На шхуне | страница 5



Он расспрашивал об этом море многих. Ему отвечали насмешливо: поганое, никудышное. Никудышное? А ему мерещились холсты в стиле Жана Гюдена[1]. Поганое? А он в мыслях своих уже сжимал кисть, осторожно, со святой опаской трогал холст и – словно удар по клавишам – мазок, другой, третий. Мелкий, тщательный, быстрый, как у Брюллова…

Вместе со всеми Шевченко гнали на фрунтовое учение. На ученьях меркла надежда. Нет, не видать этого моря. Жирный размашистый крест поставлен императором Николаем, повелевшим держать Шевченко «под строжайшим надзором, с воспрещением писать и рисовать». Где же какому-то лейтенанту вызволить рядового линейного батальона?

Но в начале мая сотворилось чудо великое. Никто не догадывался, как счастлив ссыльный. «Раим, – твердили ему, – похлеще Орска, хватишь лиха». Он не спорил, скрывал свою радость ревниво и суеверно, так же, как скрывал запас петербургской бумаги и недавно присланные ему кисти лучшей парижской фирмы, итальянские карандаши, хранить которые надо умеючи, чтобы они не сделались жесткими. Он скрывал свою радость, но в письме к другу воскликнул: «Я т е п е р ь в е с е л ы й!»

В поход повалили, когда степь уже успела пожухнуть и ее густо занесло старческой сединой ковылей. Караван растягивался на версты, рыжее солнце задыхалось в пыли. Полторы тысячи телег скрипели; сотни долговязых верблюдов были нагружены, как лайбы. Пехотинцы шагали без мундиров, полотняные рубахи казались от пыли фланелевыми. Верхами ехали уральские казаки – справные, гладкие, в окладистых бородах.
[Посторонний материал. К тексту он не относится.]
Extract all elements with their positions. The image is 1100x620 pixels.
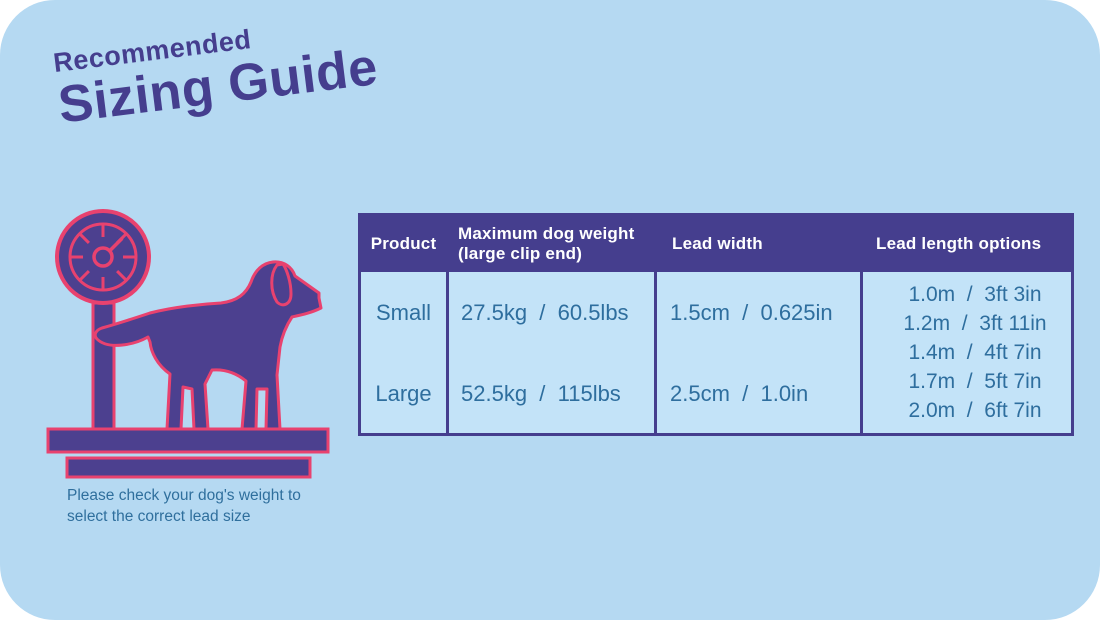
scale-dial-icon	[55, 209, 151, 305]
lead-length-option: 1.2m / 3ft 11in	[903, 312, 1047, 335]
cell-lead-width-small: 1.5cm / 0.625in	[654, 272, 860, 354]
cell-max-weight-small: 27.5kg / 60.5lbs	[446, 272, 654, 354]
cell-product-large: Large	[375, 380, 432, 406]
dial-center	[92, 246, 114, 268]
cell-lead-width-large: 2.5cm / 1.0in	[654, 354, 860, 433]
header-lead-width: Lead width	[654, 216, 860, 272]
scale-platform	[46, 427, 330, 454]
sizing-table: Product Maximum dog weight (large clip e…	[358, 213, 1074, 436]
scale-post	[91, 301, 116, 437]
lead-length-option: 1.4m / 4ft 7in	[908, 341, 1042, 364]
note-line-2: select the correct lead size	[67, 507, 251, 525]
dog-on-scale-illustration	[46, 209, 330, 479]
scale-needle	[108, 237, 124, 253]
cell-product-small: Small	[375, 300, 431, 325]
lead-length-option: 2.0m / 6ft 7in	[908, 399, 1042, 422]
dog-silhouette	[93, 260, 323, 431]
note-line-1: Please check your dog's weight to	[67, 487, 301, 504]
dog-ear	[270, 262, 293, 307]
lead-length-option: 1.0m / 3ft 3in	[908, 283, 1042, 306]
header-product: Product	[361, 216, 446, 272]
weight-check-note: Please check your dog's weight to select…	[67, 486, 301, 528]
cell-max-weight-large: 52.5kg / 115lbs	[446, 354, 654, 433]
scale-base	[65, 456, 312, 479]
lead-length-option: 1.7m / 5ft 7in	[908, 370, 1042, 393]
dial-ticks	[71, 225, 135, 289]
header-lead-length-options: Lead length options	[860, 216, 1071, 272]
header-max-dog-weight: Maximum dog weight (large clip end)	[446, 216, 654, 272]
cell-lead-length-options: 1.0m / 3ft 3in 1.2m / 3ft 11in 1.4m / 4ft …	[860, 272, 1071, 433]
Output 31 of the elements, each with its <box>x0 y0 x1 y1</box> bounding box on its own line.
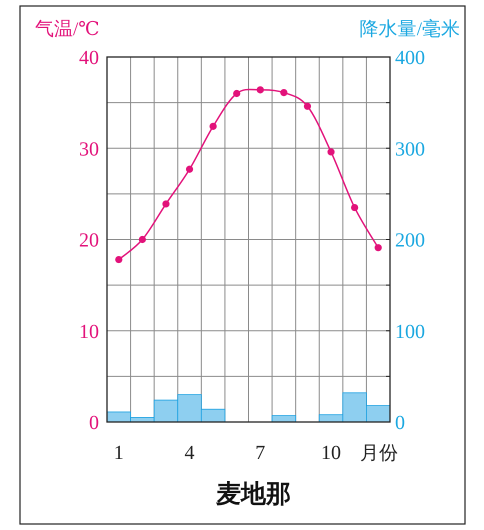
y2-axis-title: 降水量/毫米 <box>360 18 460 40</box>
y-tick-label: 0 <box>89 412 99 434</box>
point <box>210 122 217 130</box>
y-tick-label: 30 <box>79 138 99 160</box>
point <box>351 204 358 212</box>
x-tick-label: 4 <box>184 442 195 464</box>
point <box>233 90 240 98</box>
y-tick-label: 20 <box>79 230 99 252</box>
point <box>138 236 146 244</box>
point <box>186 166 194 173</box>
text: 麦地那 <box>215 480 291 508</box>
x-axis-title: 月份 <box>360 443 398 464</box>
y-axis-title: 气温/℃ <box>35 19 100 40</box>
x-tick-label: 1 <box>114 442 124 464</box>
point <box>327 148 335 156</box>
y-tick-label: 10 <box>79 320 99 343</box>
point <box>256 86 264 94</box>
y2-tick-label: 300 <box>395 138 425 160</box>
y2-tick-label: 100 <box>395 320 425 343</box>
y2-tick-label: 0 <box>395 412 405 434</box>
y-tick-label: 40 <box>79 47 99 69</box>
point <box>374 244 382 252</box>
point <box>304 102 312 110</box>
point <box>115 256 122 264</box>
bar <box>272 415 296 422</box>
y2-tick-label: 200 <box>395 230 425 252</box>
y2-tick-label: 400 <box>395 47 425 69</box>
point <box>280 88 288 96</box>
point <box>162 200 170 208</box>
x-tick-label: 7 <box>255 442 266 464</box>
x-tick-label: 10 <box>321 442 342 464</box>
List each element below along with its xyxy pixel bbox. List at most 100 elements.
Орудийная прислуга тащилась вместе с пушками, пушки тяжело и тупо переваливались из стороны в сторону.

Шли сквозь пекло, оставляя позади взрытую землю, дымящийся навоз, зеленоватую муть вялых речушек. Корявый толстый осокорь с орлиным гнездом в искривленных ветвях долго глядел им вслед. Заревом степных пожаров занимались дальние горизонты. И дымчато повисал над биваками месяц, похожий на клок овечьей шерсти.

Сотни верст – и все степью. В траве проглядывали пески, как лысины, и пятна солончаков, как стригущий лишай. Никого не заботил походный порядок. О, как точно расписали его в штабе Отдельного Оренбургского корпуса. А тут верблюды перемешались с конями, пехотинцы с казаками, телеги с пушками. Тухла вода в бочках, дохли лошади.

Но – «Я теперь веселый».

Когда выходишь за ворота тюрьмы, ощущаешь кружащую голову легкость. Не разумом поначалу, но затылком, лопатками, будто утратил вес, будто вот-вот взлетишь. Еще годы и годы солдатчины, никуда не денешься от ярма. Но не об этом он думал в пути. Он был в движении, у него была цель. Он шел пустыней, под лютым солнцем, но движение это не определялось шагистикой, выделыванием ружейных артикулов. Он шел сквозь пекло, но шел к живописи. Ради нее можно пройти все пустыни мира.